Martin believes there are thousands of smaller regionalized, very specialized, strong suppliers within this specific arena. However, even though many of them are very good at what they do, they are typically specialized in a single manufacturing process.

“We see with industry 4.0 trends that large corporate customers try to find suppliers that offer a wider breadth of capabilities allowing them to ultimately accelerate product development and low volume manufacturing needs. Part of our goal has been to identify the leaders in this fragmented market, acquire them and then bring those capabilities into our platform. We already have a track record of 13 acquisitions in the last three years. Still, through this new SPAC merger, we will not only continue to grow organically but have currency through stock and investment to continue our acquisitions.”

Fathom Manufacturing facility at Hartland, Wisconsin headquarters. Image courtesy of Fathom Manufacturing.

In 2019, Fathom was acquired by Chicago-based private equity fund CORE Industrial Partners, and together with another previously CORE-acquired company, Midwest Composite Technologies, they formed one of the largest privately-held digital manufacturing service providers in North America. Fathom’s on-demand digital manufacturing platforms, combining a broad array of in-house additive and traditional manufacturing technologies, now provides customers with hybridized solutions that uniquely blend additive, subtractive, and formative technologies that push the bounds of product design and development.

To serve the comprehensive product development and low- to mid-volume production needs of some of the largest companies in the world, the business has over 90 large-platform additive manufacturing machines and nearly 450,000 square feet of manufacturing capacity across twelve facilities nationwide. Furthermore, Fathom uses its proprietary software platform to seamlessly blend in-house capabilities across plastic and metal additive manufacturing technologies.

Although Fathom’s platform is chosen by hundreds of companies in a wide range of industries, Stump and Martin have observed specific areas drive demand in the last 12 months; basically, the medical space, electrical vehicle startups, traditional automotive OEMs, and the space industry.

“From an applications standpoint on the additive side, a big market that we focus on is what we call ‘bridge to production.’ Since many companies are trying to get more differentiated, complex products to market faster than ever before, they need comprehensive capabilities to push the limits of manufacturing constraints. This gap is a tremendous opportunity, and obviously, additive is the bridge to production here,” explained Stump.
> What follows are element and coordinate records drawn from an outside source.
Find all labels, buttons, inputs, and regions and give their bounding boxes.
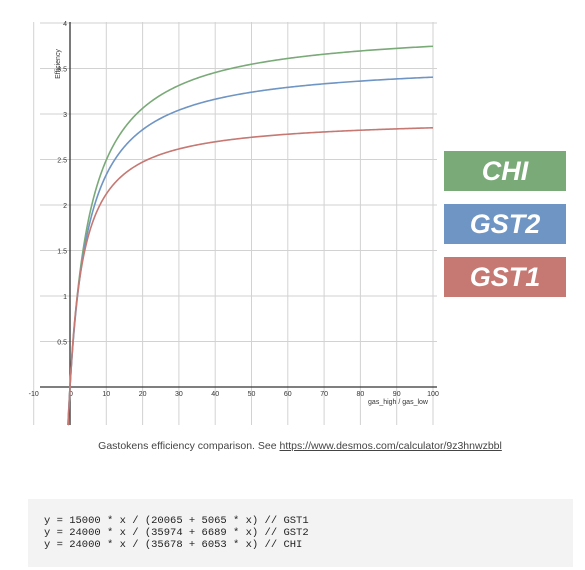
code-block: y = 15000 * x / (20065 + 5065 * x) // GS… xyxy=(28,499,573,567)
y-tick-label: 0.5 xyxy=(57,340,67,347)
x-tick-label: 70 xyxy=(320,391,328,398)
legend-gst1: GST1 xyxy=(444,257,566,297)
x-tick-label: 90 xyxy=(393,391,401,398)
legend-chi: CHI xyxy=(444,151,566,191)
y-tick-label: 2.5 xyxy=(57,158,67,165)
x-tick-label: 60 xyxy=(284,391,292,398)
y-tick-label: 1 xyxy=(63,294,67,301)
y-tick-label: 4 xyxy=(63,21,67,28)
chart-series xyxy=(67,45,434,426)
x-tick-label: 80 xyxy=(357,391,365,398)
x-tick-label: 10 xyxy=(102,391,110,398)
chart-axes xyxy=(40,22,437,425)
x-tick-label: 20 xyxy=(139,391,147,398)
efficiency-chart: -10 0 10 20 30 40 50 60 70 80 90 100 0.5 1 1.5 2 2.5 3 3.5… xyxy=(29,21,439,426)
x-tick-label: 0 xyxy=(69,391,73,398)
legend-gst2-label: GST2 xyxy=(469,208,541,239)
y-tick-label: 3.5 xyxy=(57,67,67,74)
code-line-gst1: y = 15000 * x / (20065 + 5065 * x) // GS… xyxy=(44,515,309,527)
legend-chi-label: CHI xyxy=(481,155,529,186)
x-tick-label: -10 xyxy=(29,391,39,398)
code-line-chi: y = 24000 * x / (35678 + 6053 * x) // CH… xyxy=(44,539,303,551)
desmos-link[interactable]: https://www.desmos.com/calculator/9z3hnw… xyxy=(279,440,502,452)
x-tick-label: 100 xyxy=(427,391,439,398)
legend-gst2: GST2 xyxy=(444,204,566,244)
y-tick-label: 2 xyxy=(63,203,67,210)
x-axis-label: gas_high / gas_low xyxy=(368,399,429,406)
chart-grid xyxy=(33,22,437,425)
x-tick-label: 40 xyxy=(211,391,219,398)
y-tick-label: 3 xyxy=(63,112,67,119)
chart-tick-labels: -10 0 10 20 30 40 50 60 70 80 90 100 0.5 1 1.5 2 2.5 3 3.5… xyxy=(29,21,439,398)
series-line-chi xyxy=(67,45,434,426)
code-line-gst2: y = 24000 * x / (35974 + 6689 * x) // GS… xyxy=(44,527,309,539)
y-axis-label: Efficiency xyxy=(55,49,62,79)
series-line-gst1 xyxy=(67,126,434,426)
caption-text: Gastokens efficiency comparison. See xyxy=(98,440,280,452)
x-tick-label: 30 xyxy=(175,391,183,398)
legend-gst1-label: GST1 xyxy=(469,261,541,292)
y-tick-label: 1.5 xyxy=(57,249,67,256)
figure-caption: Gastokens efficiency comparison. See htt… xyxy=(0,440,585,452)
x-tick-label: 50 xyxy=(248,391,256,398)
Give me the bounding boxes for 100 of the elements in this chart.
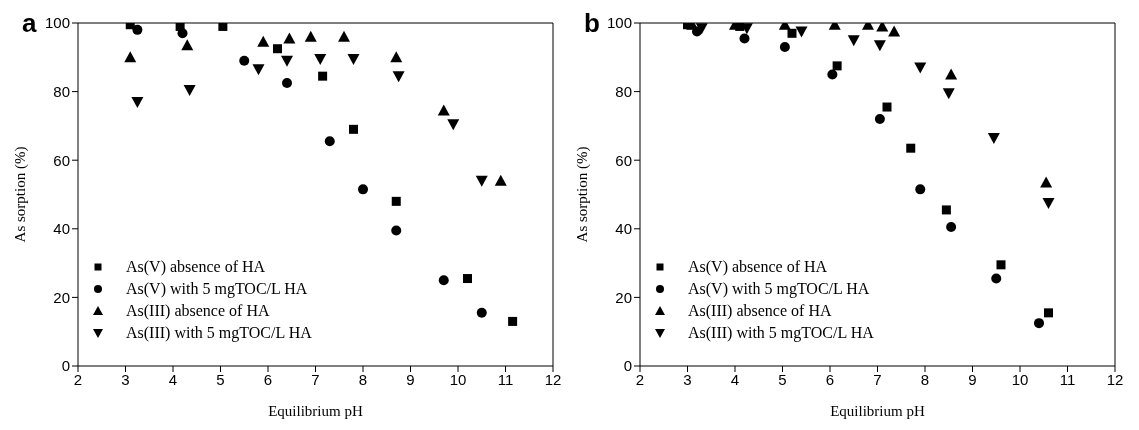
point bbox=[463, 274, 472, 284]
y-axis-title: As sorption (%) bbox=[12, 146, 30, 243]
y-tick-label: 60 bbox=[615, 151, 632, 169]
point bbox=[338, 30, 350, 42]
x-tick-label: 10 bbox=[449, 370, 467, 388]
legend-label: As(III) absence of HA bbox=[126, 302, 270, 320]
x-tick-label: 5 bbox=[778, 370, 787, 388]
point bbox=[941, 205, 951, 215]
point bbox=[832, 61, 842, 71]
point bbox=[795, 26, 808, 38]
point bbox=[304, 30, 317, 42]
y-tick-label: 80 bbox=[615, 82, 632, 100]
x-tick-label: 9 bbox=[968, 370, 977, 388]
point bbox=[946, 222, 957, 233]
point bbox=[318, 71, 328, 81]
point bbox=[1034, 318, 1044, 329]
y-tick-label: 100 bbox=[606, 14, 632, 32]
point bbox=[239, 55, 250, 66]
point bbox=[882, 102, 892, 112]
point bbox=[349, 124, 358, 134]
x-tick-label: 9 bbox=[406, 370, 415, 388]
point bbox=[177, 28, 188, 39]
point bbox=[475, 175, 488, 187]
point bbox=[132, 24, 143, 35]
x-axis-title: Equilibrium pH bbox=[830, 403, 925, 419]
chart-title: a bbox=[22, 8, 37, 39]
point bbox=[1040, 176, 1053, 188]
legend-label: As(V) absence of HA bbox=[126, 258, 266, 276]
x-tick-label: 5 bbox=[216, 370, 225, 388]
y-tick-label: 0 bbox=[623, 357, 632, 375]
point bbox=[392, 71, 405, 83]
point bbox=[873, 40, 886, 52]
point bbox=[874, 114, 885, 125]
x-tick-label: 7 bbox=[311, 370, 320, 388]
point bbox=[181, 39, 194, 51]
point bbox=[347, 54, 360, 66]
point bbox=[915, 184, 926, 195]
point bbox=[438, 275, 449, 286]
point bbox=[494, 174, 507, 186]
point bbox=[282, 78, 292, 89]
point bbox=[183, 84, 196, 96]
point bbox=[273, 44, 282, 54]
point bbox=[218, 23, 228, 31]
point bbox=[508, 316, 518, 326]
x-tick-label: 12 bbox=[544, 370, 562, 388]
y-tick-label: 20 bbox=[615, 288, 632, 306]
point bbox=[914, 62, 927, 74]
legend-label: As(V) with 5 mgTOC/L HA bbox=[688, 280, 870, 298]
point bbox=[324, 136, 335, 147]
point bbox=[779, 42, 790, 53]
legend-label: As(V) with 5 mgTOC/L HA bbox=[126, 280, 308, 298]
x-axis-title: Equilibrium pH bbox=[268, 403, 363, 419]
point bbox=[358, 184, 368, 195]
x-tick-label: 2 bbox=[73, 370, 83, 388]
legend-label: As(III) with 5 mgTOC/L HA bbox=[688, 324, 874, 342]
point bbox=[314, 54, 327, 66]
y-tick-label: 80 bbox=[53, 82, 70, 100]
y-tick-label: 40 bbox=[53, 220, 70, 238]
point bbox=[827, 69, 838, 80]
x-tick-label: 2 bbox=[635, 370, 645, 388]
point bbox=[787, 28, 797, 38]
legend-label: As(V) absence of HA bbox=[688, 258, 828, 276]
point bbox=[1042, 198, 1055, 210]
point bbox=[391, 225, 402, 236]
point bbox=[124, 51, 137, 63]
point bbox=[1044, 308, 1053, 318]
point bbox=[447, 119, 460, 131]
point bbox=[437, 104, 450, 116]
x-tick-label: 4 bbox=[730, 370, 740, 388]
point bbox=[996, 260, 1006, 270]
y-tick-label: 20 bbox=[53, 288, 70, 306]
point bbox=[257, 35, 270, 47]
x-tick-label: 8 bbox=[358, 370, 368, 388]
point bbox=[906, 143, 916, 153]
point bbox=[281, 55, 293, 67]
x-tick-label: 3 bbox=[121, 370, 130, 388]
x-tick-label: 11 bbox=[1059, 370, 1076, 388]
y-tick-label: 100 bbox=[44, 14, 70, 32]
x-tick-label: 6 bbox=[825, 370, 835, 388]
x-tick-label: 7 bbox=[873, 370, 882, 388]
legend-label: As(III) absence of HA bbox=[688, 302, 832, 320]
point bbox=[252, 64, 265, 76]
point bbox=[131, 96, 144, 108]
point bbox=[942, 88, 955, 100]
point bbox=[739, 33, 750, 44]
chart-title: b bbox=[584, 8, 600, 39]
x-tick-label: 11 bbox=[497, 370, 514, 388]
x-tick-label: 4 bbox=[168, 370, 178, 388]
point bbox=[987, 132, 1000, 144]
y-tick-label: 40 bbox=[615, 220, 632, 238]
point bbox=[390, 51, 403, 63]
y-axis-title: As sorption (%) bbox=[574, 146, 592, 243]
x-tick-label: 10 bbox=[1011, 370, 1029, 388]
point bbox=[283, 32, 296, 44]
point bbox=[695, 23, 708, 35]
legend-label: As(III) with 5 mgTOC/L HA bbox=[126, 324, 312, 342]
x-tick-label: 3 bbox=[683, 370, 692, 388]
point bbox=[476, 307, 487, 318]
x-tick-label: 8 bbox=[920, 370, 930, 388]
x-tick-label: 12 bbox=[1106, 370, 1124, 388]
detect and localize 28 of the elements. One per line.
Whereas the company offers both plastic and metal 3D printing, taking advantage of all their available technologies, Martin and Stump indicated that they are witnessing massive growth on the metal side. Also, SLS explicitly attracts a significant share of their business.

“The market is changing. We reached the next industrial revolution with industry 4.0, and consumers are more demanding than ever. Fortune 500 companies have to produce higher functioning products that are differentiated to compete in the marketplace, so designs are getting more complex, plus supply chain simplification and consolidation is a big issue, as is the use of automation, robotics, and 3D printing. Overall, we see a tremendous opportunity in the convergence of additive with traditional manufacturing to push the constraints of manufacturing for our customers’ design specifications,” Stump went on.

Fathom Manufacturing facility at Hartland, Wisconsin headquarters. Image courtesy of Fathom Manufacturing.

Fathom approaches the new deal from a financially strong position, generating $149 million in revenue in 2020 and witnessing continued growth in 2021 from a top-line perspective. Upon closing the transaction, Fathom’s senior management will continue to serve in their current roles, including Martin as CEO, Stump as Chief Commercial Officer, and Mark Frost as Chief Financial Officer. Additionally, the company’s board will include former executives at leading manufacturing companies such as General Electric, 3M, Ingersoll Rand, and Chrysler. With Stifel and J.P. Morgan Securities as joint financial advisors, the business is on track to become publicly listed on the NYSE.